Женщина грустно молчала. Улица была темна, только в пруду стекленела вода, плавали вдоль осоки две припозднившиеся утки, жадно глотали ряску, торопясь наесться на ночь.
– Есть тут хоть кто верующий, божьему человеку приют дать? – с тоской спросил странник.
– Это переночевать, значит? Да что ж, хоть у меня ночуйте, места не пролежите.
Больше до самого дома ни странник, ни женщина не сказали ни слова. Только отпирая дверь, она спросила:
– Звать-то вас как?
– Иоанн! – по-прежнему важно и твердо сказал странник.
Женщина вздохнула, думая, быть может, о грехах своих, открыла дверь, и они вошли в темные пахучие сени, а оттуда – в избу.
– Раздевайтесь, отдохните... – сказала хозяйка и вышла.
Иоанн снял котомку, пальто, стал разуваться. Долго с печальным лицом нюхал портянки, чесал большие набрякшие ступни, осматривался.
Когда снова вошла хозяйка, Иоанн сидел уже в одной рубашке, копался в котомке. Он вынул оттуда Евангелие, толстую тетрадь с надписью «Поминальница святого Иоанна» и большим крестом на обложке, пошарив, нашел огрызок карандаша, раскрыл тетрадь, подумав, спросил строго:
– Была в сем доме смерть?
Хозяйка вздрогнула, повернулась, пристально посмотрела на странного бородатого человека.
– Была, – негромко сказала она. – По весне сынок у меня помер. Шофером он работал в колхозе, через реку стал переезжать...
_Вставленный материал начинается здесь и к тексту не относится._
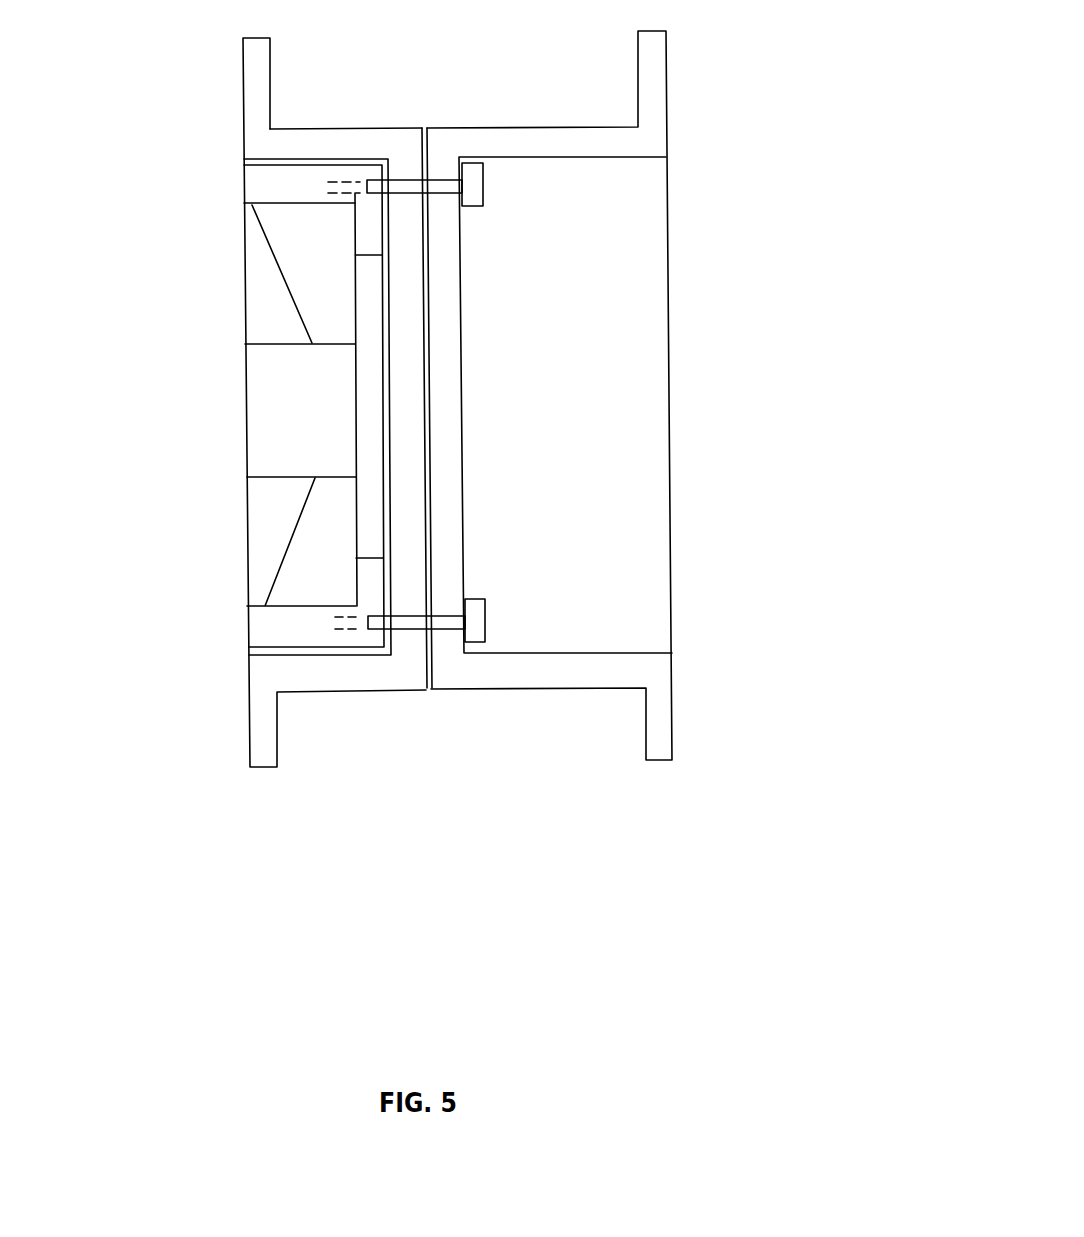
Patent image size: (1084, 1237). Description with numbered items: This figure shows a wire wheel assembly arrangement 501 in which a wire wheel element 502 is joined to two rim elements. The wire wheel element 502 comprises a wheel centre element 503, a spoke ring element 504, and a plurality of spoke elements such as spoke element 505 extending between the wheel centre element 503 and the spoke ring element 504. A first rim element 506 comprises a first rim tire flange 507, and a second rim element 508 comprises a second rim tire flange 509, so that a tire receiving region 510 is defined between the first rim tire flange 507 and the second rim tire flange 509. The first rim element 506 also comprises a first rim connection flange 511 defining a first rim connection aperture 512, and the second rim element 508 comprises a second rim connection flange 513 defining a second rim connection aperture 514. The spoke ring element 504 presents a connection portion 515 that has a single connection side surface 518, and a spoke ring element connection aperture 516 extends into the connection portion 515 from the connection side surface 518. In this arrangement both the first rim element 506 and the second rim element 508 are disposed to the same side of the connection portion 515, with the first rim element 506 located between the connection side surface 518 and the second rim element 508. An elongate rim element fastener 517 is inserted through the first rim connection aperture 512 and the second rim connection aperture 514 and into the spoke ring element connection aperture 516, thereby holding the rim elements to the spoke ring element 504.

The wire wheel assembly arrangement 501 is at (446, 850).
The wire wheel element 502 is at (275, 416).
The wheel centre element 503 is at (273, 481).
The spoke ring element 504 is at (263, 623).
The spoke element 505 is at (282, 557).
The first rim element 506 is at (400, 670).
The first rim tire flange 507 is at (270, 748).
The second rim element 508 is at (515, 668).
The second rim tire flange 509 is at (658, 745).
The tire receiving region 510 is at (430, 769).
The first rim connection flange 511 is at (383, 150).
The first rim connection aperture 512 is at (404, 178).
The second rim connection flange 513 is at (442, 178).
The second rim connection aperture 514 is at (465, 150).
The connection portion 515 is at (285, 187).
The spoke ring element connection aperture 516 is at (355, 193).
The elongate rim element fastener 517 is at (472, 189).
The connection side surface 518 is at (392, 308).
– Имя! – сурово остановил ее странник.
– Чего? – не поняла она.
– Имя, имя! Сына имя, – раздраженно прикрикнул он на нее.
– Сыночка-то? Федей звали... Говорили ему, погоди, не ездий, не погниют твои товары – части какие-то для МТС вез – стороной объехай, через мост, лед ведь сейчас тронется... Не послушал, горячий был... Утоп... Сыночек-то – утоп...
– Буду молиться! – перебил ее Иоанн, выписывая в тетради крупно: «Федор». – Тебя как звать?
– Настасья...
– Так... Нас-тасья. Одна живешь?
– Вдвоем. С дочкой. Не дочка она мне, женка Федина, да я уж с ней...
– Муж был?
– Был, как не быть... На фронте погиб, в сорок втором...
– Имя?
– Михаилом звали...
– Так... – Иоанн помолчал. – Невестку как звать?
– Люба... Любовь, значит.
– Знаю, – сказал странник, записывая. – Хорошая?